Nama Sasirangan dipakai sesuai cara atau proses pembuatan kain ini, yaitu “sa” berarti satu dan “sirang” berarti jelujur. Kain ini dibuat dengan teknik tusuk jelujur, kemudian diikat dengan benang atau tali dan dicelup ke pewarna pakaian. Banyak orang menyebut kain sasirangan sebagai “batik Banjar”. Padahal proses pembuatannya berbeda dari batik yang menorehkan malam atau lilin dengan canting.
Pada mulanya kain Sasirangan menggunakan bahan dasar dari benang kapas atau serat kulit kayu.

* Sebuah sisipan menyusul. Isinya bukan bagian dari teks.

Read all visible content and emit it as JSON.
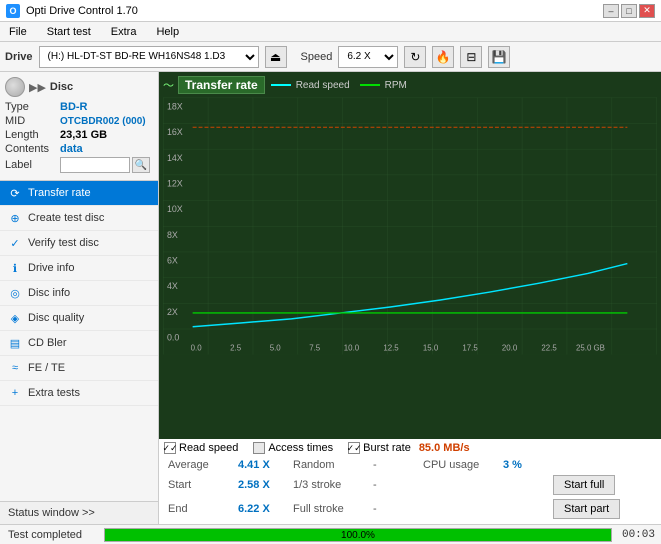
{
  "app": {
    "title": "Opti Drive Control 1.70",
    "icon": "O"
  },
  "title_controls": {
    "minimize": "–",
    "maximize": "□",
    "close": "✕"
  },
  "menu": {
    "items": [
      "File",
      "Start test",
      "Extra",
      "Help"
    ]
  },
  "toolbar": {
    "drive_label": "Drive",
    "drive_value": "(H:)  HL-DT-ST BD-RE  WH16NS48 1.D3",
    "speed_label": "Speed",
    "speed_value": "6.2 X"
  },
  "disc": {
    "section_label": "Disc",
    "type_label": "Type",
    "type_value": "BD-R",
    "mid_label": "MID",
    "mid_value": "OTCBDR002 (000)",
    "length_label": "Length",
    "length_value": "23,31 GB",
    "contents_label": "Contents",
    "contents_value": "data",
    "label_label": "Label",
    "label_placeholder": ""
  },
  "nav": {
    "items": [
      {
        "id": "transfer-rate",
        "label": "Transfer rate",
        "icon": "⟳",
        "active": true
      },
      {
        "id": "create-test-disc",
        "label": "Create test disc",
        "icon": "⊕"
      },
      {
        "id": "verify-test-disc",
        "label": "Verify test disc",
        "icon": "✓"
      },
      {
        "id": "drive-info",
        "label": "Drive info",
        "icon": "ℹ"
      },
      {
        "id": "disc-info",
        "label": "Disc info",
        "icon": "💿"
      },
      {
        "id": "disc-quality",
        "label": "Disc quality",
        "icon": "◈"
      },
      {
        "id": "cd-bler",
        "label": "CD Bler",
        "icon": "▤"
      },
      {
        "id": "fe-te",
        "label": "FE / TE",
        "icon": "≈"
      },
      {
        "id": "extra-tests",
        "label": "Extra tests",
        "icon": "+"
      }
    ],
    "status_window": "Status window >>"
  },
  "chart": {
    "title": "Transfer rate",
    "legend": {
      "read_speed_label": "Read speed",
      "rpm_label": "RPM"
    },
    "y_axis_labels": [
      "18X",
      "16X",
      "14X",
      "12X",
      "10X",
      "8X",
      "6X",
      "4X",
      "2X",
      "0.0"
    ],
    "x_axis_labels": [
      "0.0",
      "2.5",
      "5.0",
      "7.5",
      "10.0",
      "12.5",
      "15.0",
      "17.5",
      "20.0",
      "22.5",
      "25.0 GB"
    ],
    "checkboxes": {
      "read_speed": {
        "label": "Read speed",
        "checked": true
      },
      "access_times": {
        "label": "Access times",
        "checked": false
      },
      "burst_rate": {
        "label": "Burst rate",
        "checked": true,
        "value": "85.0 MB/s"
      }
    }
  },
  "stats": {
    "average_label": "Average",
    "average_value": "4.41 X",
    "random_label": "Random",
    "random_value": "-",
    "cpu_usage_label": "CPU usage",
    "cpu_usage_value": "3 %",
    "start_label": "Start",
    "start_value": "2.58 X",
    "stroke1_3_label": "1/3 stroke",
    "stroke1_3_value": "-",
    "start_full_btn": "Start full",
    "end_label": "End",
    "end_value": "6.22 X",
    "full_stroke_label": "Full stroke",
    "full_stroke_value": "-",
    "start_part_btn": "Start part"
  },
  "status_bar": {
    "text": "Test completed",
    "progress": 100,
    "progress_label": "100.0%",
    "time": "00:03"
  }
}
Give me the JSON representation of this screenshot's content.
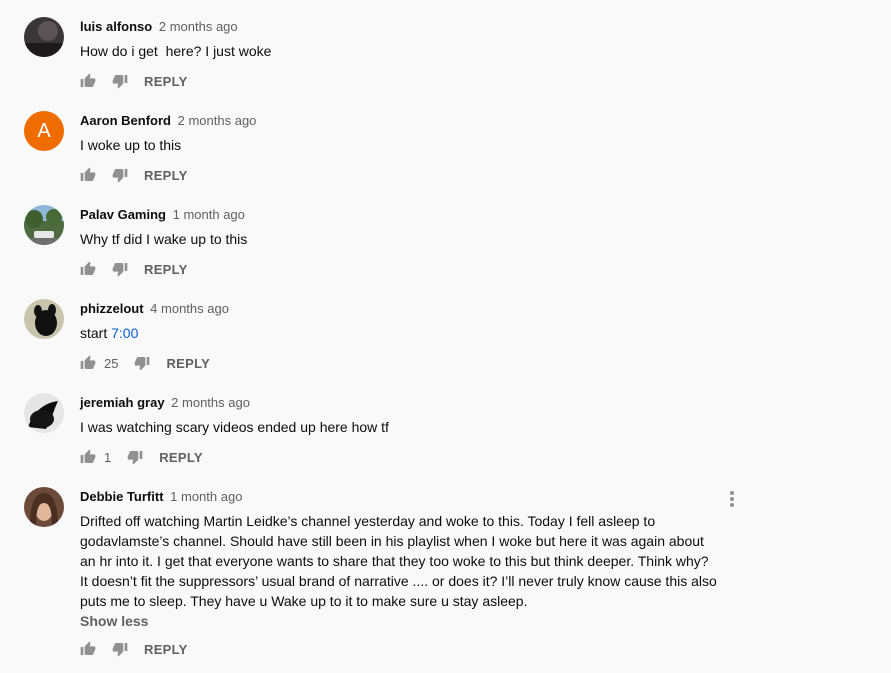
{
  "comments": [
    {
      "author": "luis alfonso",
      "time": "2 months ago",
      "text": "How do i get  here? I just woke",
      "likes": "",
      "avatar_letter": ""
    },
    {
      "author": "Aaron Benford",
      "time": "2 months ago",
      "text": "I woke up to this",
      "likes": "",
      "avatar_letter": "A"
    },
    {
      "author": "Palav Gaming",
      "time": "1 month ago",
      "text": "Why tf did I wake up to this",
      "likes": "",
      "avatar_letter": ""
    },
    {
      "author": "phizzelout",
      "time": "4 months ago",
      "text_prefix": "start ",
      "timestamp_link": "7:00",
      "likes": "25",
      "avatar_letter": ""
    },
    {
      "author": "jeremiah gray",
      "time": "2 months ago",
      "text": "I was watching scary videos ended up here how tf",
      "likes": "1",
      "avatar_letter": ""
    },
    {
      "author": "Debbie Turfitt",
      "time": "1 month ago",
      "text": "Drifted off watching Martin Leidke’s channel yesterday and woke to this. Today I fell asleep to godavlamste’s channel. Should have still been in his playlist when I woke but here it was again about an hr into it. I get that everyone wants to share that they too woke to this but think deeper. Think why? It doesn’t fit the suppressors’ usual brand of narrative .... or does it? I’ll never truly know cause this also puts me to sleep. They have u Wake up to it to make sure u stay asleep.",
      "likes": "",
      "avatar_letter": "",
      "show_less": "Show less"
    }
  ],
  "labels": {
    "reply": "REPLY"
  },
  "icons": {
    "like": "thumb-up-icon",
    "dislike": "thumb-down-icon",
    "menu": "more-vert-icon"
  },
  "colors": {
    "link": "#065fd4",
    "avatar_orange": "#ef6c00",
    "secondary_text": "#606060"
  }
}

Seiring kemajuan teknologi, sasirangan dibuat dari bahan lain seperti sutera, satin, santung, belacu, kaci, polyster, hingga rayon.
Merujuk Hikayat Banjar, kain ini sudah dibuat pada sekira abad ke-7 dengan nama kain Langgundi. Kisahnya, sesuai pesan ayahnya lewat mimpi, Patih Lambung Mangkurat dari Kerajaan Dipa bertapa untuk mencari raja selama 40 hari 40 malam di atas rakit mengikuti arus sungai. Tiba di daerah Rantau kota Bagantung, dia mendengar suara perempuan dari segumpal buih: Putri Junjung Buih. Sang Putri hanya akan menampakkan wujud jika permintaannya dipenuhi, yaitu sebuah istana megah yang dikerjakan 40 jejaka dan selembar kain panjang oleh 40 gadis.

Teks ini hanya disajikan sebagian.